FETVALAR

SORU:

Âdeti biten kadın gusül abdesti almadan eşi ile birlikte olabilir mi? Birlikte olduktan sonra gusül alsa olur mu? Yoksa önce gusül abdesti alması mı gerekiyor?

Tarih: 12 Ağustos 2009

CEVAP:

Bakara sûresinin 222. ayetinde Allah Teala şöyle buyurmaktadır:

“Sana kadınlardaki kanamaları soruyorlar. De ki, o bir eziyettir; kanamanın olduğu günlerinde onları rahat bırakın. Temizleninceye kadar kendilerine yaklaşmayın. Tertemiz oldular mı, onlara Allah‘ın size buyurduğu yerden yaklaşın. Allah tevbe edenleri sever, tertemiz olanları da sever.”

Yukarıdaki ayete göre âdet esnasında yasak olan cinsel ilişkinin helal olabilmesi için iki şart bulunmaktadır:

1. Kadının âdetinin bitmesi gerekir.

2. Kadının tertemiz olması, yani gusletmesi/yıkanması gerekir.

Âdeti sona eren kadın gusletmedikçe kendisiyle cin­sî münasebette bulunmanın helâl olma­dığı hususunda Şâfiî, Mâlikî ve Hanbelî mezhepleri başta olmak üzere ulemanın büyük çoğunluğu görüş birliğine varmıştır. Yalnız Hanefîler, âdet kanının belirli âdet süresinin sonunda kesilmesi halinde bir namaz vakti geçtikten sonra gusül yapıl­masa da cinsî münasebetin caiz olacağı­nı söylemişlerdir. (Yunus Vehbi Yavuz, “Hayız”, Diyanet İslam Ansiklopedisi, c: 17, s. 53.)

Hanefilere göre âdetin azami süresi olan on gün geçince, boy abdesti almadan da cinsel ilişkide bulunmak helal olur. Fakat âdeti bu süreden daha kısa olan bir kadının, âdeti bitip kanının kesilmesiyle hemen cinsel ilişkide bulunması helal olmaz. Böyle bir durumda cinsel ilişkide bulunmanın helal olabilmesi için kadının ya gusletmiş olması veya üzerinden bir namaz vakti geçmiş olması veyahut da bir özründen dolayı teyemmüm edip onunla nafile de olsa bir namaz kılması gerekir. (Mehmet Şener, “Hayız”, İslam’da İnanç İbadet Ve Günlük Yaşayış Ansiklopedisi, İlmî Müşavir Ve Redaktör: İbrahim Kâfi Dönmez, İstanbul, 1997, c: 2, s.  218)

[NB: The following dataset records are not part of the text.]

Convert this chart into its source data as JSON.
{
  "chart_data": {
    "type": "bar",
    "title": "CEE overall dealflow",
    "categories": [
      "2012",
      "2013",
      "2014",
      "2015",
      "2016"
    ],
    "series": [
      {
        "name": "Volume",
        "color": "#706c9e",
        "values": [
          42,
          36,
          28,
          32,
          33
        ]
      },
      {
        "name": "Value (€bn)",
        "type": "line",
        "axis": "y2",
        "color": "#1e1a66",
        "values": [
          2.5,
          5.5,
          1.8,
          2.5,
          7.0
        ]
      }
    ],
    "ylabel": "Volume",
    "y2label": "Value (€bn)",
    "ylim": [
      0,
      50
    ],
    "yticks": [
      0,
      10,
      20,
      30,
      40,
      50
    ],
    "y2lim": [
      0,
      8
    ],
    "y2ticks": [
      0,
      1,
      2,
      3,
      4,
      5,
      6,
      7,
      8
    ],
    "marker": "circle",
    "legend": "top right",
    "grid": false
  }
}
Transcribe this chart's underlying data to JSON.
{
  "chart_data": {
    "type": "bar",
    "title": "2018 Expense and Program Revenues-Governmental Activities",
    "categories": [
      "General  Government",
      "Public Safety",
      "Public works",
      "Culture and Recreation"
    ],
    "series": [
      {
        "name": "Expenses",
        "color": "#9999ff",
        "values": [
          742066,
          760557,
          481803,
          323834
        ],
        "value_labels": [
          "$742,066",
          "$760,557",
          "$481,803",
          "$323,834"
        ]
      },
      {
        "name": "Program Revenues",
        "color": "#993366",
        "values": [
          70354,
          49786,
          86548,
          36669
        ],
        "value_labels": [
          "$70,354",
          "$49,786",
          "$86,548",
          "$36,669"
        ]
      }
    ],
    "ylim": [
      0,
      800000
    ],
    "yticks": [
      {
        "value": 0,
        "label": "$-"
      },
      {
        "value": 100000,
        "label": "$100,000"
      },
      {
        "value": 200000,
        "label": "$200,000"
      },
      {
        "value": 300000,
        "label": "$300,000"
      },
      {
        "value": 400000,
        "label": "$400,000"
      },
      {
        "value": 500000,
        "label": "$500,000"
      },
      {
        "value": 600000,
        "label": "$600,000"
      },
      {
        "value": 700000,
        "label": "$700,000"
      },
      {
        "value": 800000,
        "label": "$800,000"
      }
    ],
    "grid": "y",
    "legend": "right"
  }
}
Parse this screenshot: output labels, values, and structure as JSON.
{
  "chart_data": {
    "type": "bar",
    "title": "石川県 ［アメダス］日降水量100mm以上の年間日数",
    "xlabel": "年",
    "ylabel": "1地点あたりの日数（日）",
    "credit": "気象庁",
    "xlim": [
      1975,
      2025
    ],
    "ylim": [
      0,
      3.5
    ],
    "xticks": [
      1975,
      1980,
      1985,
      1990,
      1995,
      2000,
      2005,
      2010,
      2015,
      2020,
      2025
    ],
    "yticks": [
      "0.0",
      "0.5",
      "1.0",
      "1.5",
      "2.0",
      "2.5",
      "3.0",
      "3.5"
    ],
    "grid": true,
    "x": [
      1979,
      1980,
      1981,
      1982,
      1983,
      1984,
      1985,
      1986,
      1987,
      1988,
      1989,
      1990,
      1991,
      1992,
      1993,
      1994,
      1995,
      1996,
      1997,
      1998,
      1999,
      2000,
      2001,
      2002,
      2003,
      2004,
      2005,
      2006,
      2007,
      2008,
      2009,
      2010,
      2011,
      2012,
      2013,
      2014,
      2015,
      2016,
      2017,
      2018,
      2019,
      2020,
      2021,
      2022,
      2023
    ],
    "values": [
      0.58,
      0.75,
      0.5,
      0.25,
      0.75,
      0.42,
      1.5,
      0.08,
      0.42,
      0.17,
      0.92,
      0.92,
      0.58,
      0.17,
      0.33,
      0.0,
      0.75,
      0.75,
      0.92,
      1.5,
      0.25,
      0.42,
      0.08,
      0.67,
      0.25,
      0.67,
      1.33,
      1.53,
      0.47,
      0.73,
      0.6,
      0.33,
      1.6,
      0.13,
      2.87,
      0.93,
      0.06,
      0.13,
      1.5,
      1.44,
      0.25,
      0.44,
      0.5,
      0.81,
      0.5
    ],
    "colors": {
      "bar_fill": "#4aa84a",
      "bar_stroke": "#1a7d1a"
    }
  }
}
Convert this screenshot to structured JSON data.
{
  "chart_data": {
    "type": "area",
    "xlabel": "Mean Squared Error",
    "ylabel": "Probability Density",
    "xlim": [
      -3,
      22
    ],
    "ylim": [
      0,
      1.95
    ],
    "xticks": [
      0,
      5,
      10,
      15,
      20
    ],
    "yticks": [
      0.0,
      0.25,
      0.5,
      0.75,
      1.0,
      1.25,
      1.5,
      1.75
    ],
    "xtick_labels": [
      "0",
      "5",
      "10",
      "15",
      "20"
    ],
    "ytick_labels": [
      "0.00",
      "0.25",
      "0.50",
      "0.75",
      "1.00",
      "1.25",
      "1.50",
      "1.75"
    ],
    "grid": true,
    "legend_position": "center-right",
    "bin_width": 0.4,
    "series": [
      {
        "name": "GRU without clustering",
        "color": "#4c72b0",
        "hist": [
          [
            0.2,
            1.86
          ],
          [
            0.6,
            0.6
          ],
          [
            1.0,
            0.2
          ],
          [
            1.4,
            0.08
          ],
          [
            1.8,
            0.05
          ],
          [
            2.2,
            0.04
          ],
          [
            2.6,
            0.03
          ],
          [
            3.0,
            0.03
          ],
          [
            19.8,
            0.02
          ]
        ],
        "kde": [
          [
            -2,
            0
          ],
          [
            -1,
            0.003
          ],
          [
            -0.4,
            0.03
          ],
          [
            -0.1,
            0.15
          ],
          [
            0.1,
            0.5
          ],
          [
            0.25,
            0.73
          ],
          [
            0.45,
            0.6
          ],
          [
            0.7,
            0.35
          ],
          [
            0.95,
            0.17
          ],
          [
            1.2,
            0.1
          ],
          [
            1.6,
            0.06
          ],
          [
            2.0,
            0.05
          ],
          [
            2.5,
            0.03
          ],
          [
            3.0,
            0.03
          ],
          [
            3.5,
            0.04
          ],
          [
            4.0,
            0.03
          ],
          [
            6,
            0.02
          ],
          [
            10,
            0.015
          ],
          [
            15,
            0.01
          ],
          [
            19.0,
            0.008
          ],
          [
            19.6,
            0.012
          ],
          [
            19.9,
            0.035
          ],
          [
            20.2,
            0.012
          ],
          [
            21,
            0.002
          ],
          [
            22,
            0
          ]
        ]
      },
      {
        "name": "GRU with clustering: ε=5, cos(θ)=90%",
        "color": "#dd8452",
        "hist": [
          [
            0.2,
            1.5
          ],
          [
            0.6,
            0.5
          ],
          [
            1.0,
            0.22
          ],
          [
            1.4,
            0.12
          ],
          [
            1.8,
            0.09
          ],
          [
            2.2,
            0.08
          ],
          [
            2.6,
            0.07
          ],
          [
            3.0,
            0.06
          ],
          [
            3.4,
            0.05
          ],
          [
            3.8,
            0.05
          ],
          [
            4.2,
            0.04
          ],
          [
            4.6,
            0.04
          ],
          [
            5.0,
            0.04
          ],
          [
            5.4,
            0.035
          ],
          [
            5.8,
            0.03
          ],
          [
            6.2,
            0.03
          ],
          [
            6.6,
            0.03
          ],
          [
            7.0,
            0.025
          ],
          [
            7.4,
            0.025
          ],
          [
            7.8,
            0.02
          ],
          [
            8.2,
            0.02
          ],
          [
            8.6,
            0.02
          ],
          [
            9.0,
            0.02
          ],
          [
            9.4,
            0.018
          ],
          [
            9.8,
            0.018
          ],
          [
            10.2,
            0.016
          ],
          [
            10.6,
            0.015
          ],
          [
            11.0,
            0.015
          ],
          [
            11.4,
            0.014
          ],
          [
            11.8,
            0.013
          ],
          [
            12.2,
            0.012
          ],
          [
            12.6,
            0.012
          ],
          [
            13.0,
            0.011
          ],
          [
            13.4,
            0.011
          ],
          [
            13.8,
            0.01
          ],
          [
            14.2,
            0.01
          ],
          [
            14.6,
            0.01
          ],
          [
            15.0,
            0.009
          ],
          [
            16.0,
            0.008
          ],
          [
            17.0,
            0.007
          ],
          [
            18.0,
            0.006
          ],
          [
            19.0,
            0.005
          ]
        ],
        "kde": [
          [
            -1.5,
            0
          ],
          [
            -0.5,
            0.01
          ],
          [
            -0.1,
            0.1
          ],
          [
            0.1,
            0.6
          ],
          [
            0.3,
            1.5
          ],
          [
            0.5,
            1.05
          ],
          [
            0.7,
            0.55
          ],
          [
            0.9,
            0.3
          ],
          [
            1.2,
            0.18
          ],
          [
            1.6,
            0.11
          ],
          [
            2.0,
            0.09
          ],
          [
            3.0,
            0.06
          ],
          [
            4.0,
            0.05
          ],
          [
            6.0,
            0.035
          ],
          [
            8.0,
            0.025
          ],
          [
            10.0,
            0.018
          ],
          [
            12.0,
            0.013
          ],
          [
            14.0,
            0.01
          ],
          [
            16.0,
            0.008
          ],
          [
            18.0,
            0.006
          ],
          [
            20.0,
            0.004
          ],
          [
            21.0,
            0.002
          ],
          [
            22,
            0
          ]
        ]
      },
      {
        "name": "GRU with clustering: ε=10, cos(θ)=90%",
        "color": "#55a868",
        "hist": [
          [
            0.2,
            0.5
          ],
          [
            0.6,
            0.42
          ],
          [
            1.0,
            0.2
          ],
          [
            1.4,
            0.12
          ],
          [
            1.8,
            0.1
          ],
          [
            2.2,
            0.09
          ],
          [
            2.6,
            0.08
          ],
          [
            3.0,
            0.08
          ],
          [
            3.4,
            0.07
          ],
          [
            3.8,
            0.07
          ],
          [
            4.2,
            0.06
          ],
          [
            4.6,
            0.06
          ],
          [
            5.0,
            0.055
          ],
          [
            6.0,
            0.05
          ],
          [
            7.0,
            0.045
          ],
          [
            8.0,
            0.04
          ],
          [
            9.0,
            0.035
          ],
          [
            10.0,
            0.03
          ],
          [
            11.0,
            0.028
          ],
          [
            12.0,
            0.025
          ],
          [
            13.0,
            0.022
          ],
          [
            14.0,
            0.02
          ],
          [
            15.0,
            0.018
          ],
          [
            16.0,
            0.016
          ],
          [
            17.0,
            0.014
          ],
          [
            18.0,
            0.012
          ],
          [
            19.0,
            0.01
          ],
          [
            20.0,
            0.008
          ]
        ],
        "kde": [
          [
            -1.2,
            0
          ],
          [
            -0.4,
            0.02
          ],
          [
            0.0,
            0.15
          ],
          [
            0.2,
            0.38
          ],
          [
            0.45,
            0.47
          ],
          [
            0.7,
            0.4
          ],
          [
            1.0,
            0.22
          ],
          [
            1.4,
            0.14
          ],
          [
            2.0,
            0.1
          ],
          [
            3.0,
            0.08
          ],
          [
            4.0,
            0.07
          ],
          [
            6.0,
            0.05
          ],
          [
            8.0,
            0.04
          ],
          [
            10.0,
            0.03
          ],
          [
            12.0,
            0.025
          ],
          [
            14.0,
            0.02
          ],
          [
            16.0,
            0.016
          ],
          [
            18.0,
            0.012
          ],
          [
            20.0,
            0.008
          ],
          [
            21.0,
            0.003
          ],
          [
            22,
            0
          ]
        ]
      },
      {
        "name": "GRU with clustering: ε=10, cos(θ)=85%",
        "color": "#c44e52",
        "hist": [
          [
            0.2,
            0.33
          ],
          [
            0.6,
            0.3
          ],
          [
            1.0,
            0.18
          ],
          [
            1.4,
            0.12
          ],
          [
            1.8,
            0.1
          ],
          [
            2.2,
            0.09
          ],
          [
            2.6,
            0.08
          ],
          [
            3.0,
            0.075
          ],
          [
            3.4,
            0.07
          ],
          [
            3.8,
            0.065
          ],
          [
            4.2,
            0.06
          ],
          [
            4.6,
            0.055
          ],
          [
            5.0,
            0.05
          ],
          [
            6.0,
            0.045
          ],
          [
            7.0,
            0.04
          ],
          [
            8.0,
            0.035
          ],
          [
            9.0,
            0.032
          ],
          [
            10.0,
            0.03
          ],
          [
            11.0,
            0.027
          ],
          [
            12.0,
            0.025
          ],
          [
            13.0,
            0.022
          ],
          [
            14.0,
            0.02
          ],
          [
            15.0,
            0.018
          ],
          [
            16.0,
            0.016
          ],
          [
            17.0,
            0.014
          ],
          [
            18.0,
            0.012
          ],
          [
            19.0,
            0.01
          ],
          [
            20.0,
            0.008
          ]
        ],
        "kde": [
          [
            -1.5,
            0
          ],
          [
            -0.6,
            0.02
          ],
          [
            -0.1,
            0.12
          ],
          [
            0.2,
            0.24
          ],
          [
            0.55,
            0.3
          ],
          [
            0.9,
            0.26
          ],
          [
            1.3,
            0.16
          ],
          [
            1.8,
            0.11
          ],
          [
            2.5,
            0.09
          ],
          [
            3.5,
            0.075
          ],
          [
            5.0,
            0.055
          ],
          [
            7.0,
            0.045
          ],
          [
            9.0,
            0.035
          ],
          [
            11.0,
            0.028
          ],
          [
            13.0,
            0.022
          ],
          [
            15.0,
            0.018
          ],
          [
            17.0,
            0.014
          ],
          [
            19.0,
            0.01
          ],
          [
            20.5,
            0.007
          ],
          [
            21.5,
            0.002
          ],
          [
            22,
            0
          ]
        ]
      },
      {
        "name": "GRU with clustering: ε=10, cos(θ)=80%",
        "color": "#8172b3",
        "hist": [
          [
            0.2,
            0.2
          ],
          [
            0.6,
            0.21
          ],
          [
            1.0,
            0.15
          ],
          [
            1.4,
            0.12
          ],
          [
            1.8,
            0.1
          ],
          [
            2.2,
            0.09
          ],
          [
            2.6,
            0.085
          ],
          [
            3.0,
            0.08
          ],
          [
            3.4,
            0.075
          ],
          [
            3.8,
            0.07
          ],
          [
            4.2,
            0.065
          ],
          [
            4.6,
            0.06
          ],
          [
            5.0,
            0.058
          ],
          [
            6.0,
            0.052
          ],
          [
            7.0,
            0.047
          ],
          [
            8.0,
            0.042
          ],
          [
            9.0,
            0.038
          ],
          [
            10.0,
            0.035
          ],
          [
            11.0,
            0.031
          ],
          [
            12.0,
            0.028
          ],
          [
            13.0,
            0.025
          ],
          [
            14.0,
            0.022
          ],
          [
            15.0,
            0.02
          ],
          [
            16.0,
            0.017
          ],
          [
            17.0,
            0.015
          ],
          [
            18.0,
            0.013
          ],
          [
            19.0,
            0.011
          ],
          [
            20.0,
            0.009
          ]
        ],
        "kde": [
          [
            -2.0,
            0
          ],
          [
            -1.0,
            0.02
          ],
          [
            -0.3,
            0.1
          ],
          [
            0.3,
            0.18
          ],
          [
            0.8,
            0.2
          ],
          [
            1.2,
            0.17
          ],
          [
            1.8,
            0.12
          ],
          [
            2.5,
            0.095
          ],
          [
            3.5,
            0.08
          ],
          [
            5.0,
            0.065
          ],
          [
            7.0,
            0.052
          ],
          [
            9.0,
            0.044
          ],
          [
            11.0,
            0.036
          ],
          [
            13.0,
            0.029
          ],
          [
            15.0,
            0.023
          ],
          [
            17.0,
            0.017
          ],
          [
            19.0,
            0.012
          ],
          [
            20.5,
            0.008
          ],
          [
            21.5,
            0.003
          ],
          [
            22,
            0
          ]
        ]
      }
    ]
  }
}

Ebû Hanife’nin bu görüşte olmasının delili şudur:

“Allah Teâlâ’nın, “Temizleninceye kadar onlara yaklaşmayın” hitabı, onlara yaklaşmayı yasak­lamış ve bu yasağın, onların âdetten kesilmeleriyle son bulacağını ifade et­miştir. Kadınların âdetten kesilmeleri bu yasağın sona ermesine sebep olunca, âdetleri sona erdiğinde yasağın söz konusu olmaması gerekir.”

Râzî, tefsirinde el-Kâdî’nin (muhtemelen Kadı Abdulcebbâr ?), Ebû Hanife’nin görüşüne şu şekilde cevap verdiğini kaydeder:

“Eğer Cenab-ı Hak ayette sadece, “Temizleninceye kadar” ifadesini söylemiş olsay­dı, sizin söylediğiniz son derece uygun olurdu. Ama Hak Teâlâ bu emrine, “İyice temizlendiklerinde…” kaydını da ilâve edince, bu iki ifadenin hepsi birden bu yasağın sona erme sebebi olmuş olur. Bu, bir kimse “Eve gi­rinceye kadar, falancayla konuşma. Girdikten sonra gönlü hoş olursa onunla konuş” demesi gibidir. O kimsenin konuşabilmesinin, bu iki şartın ikisine bir­den bağlanmış olması gerekir. Bu böyle olunca, âdetten kesildikten sonra onun mutlaka temizlenmesi de gerekir. (Fahreddîn er-Râzî, et-Tefsîru’l-Kebîr, c: 6, s. 419, Bakara sûresi 222. ayetin tefsiri)

Delillere bakıldığında çoğunluğun görüşünün isabetli olduğu, yani âdeti biten kadının gusül abdesti almadan eşi ile ilişkiye giremeyeceği anlaşılmaktadır.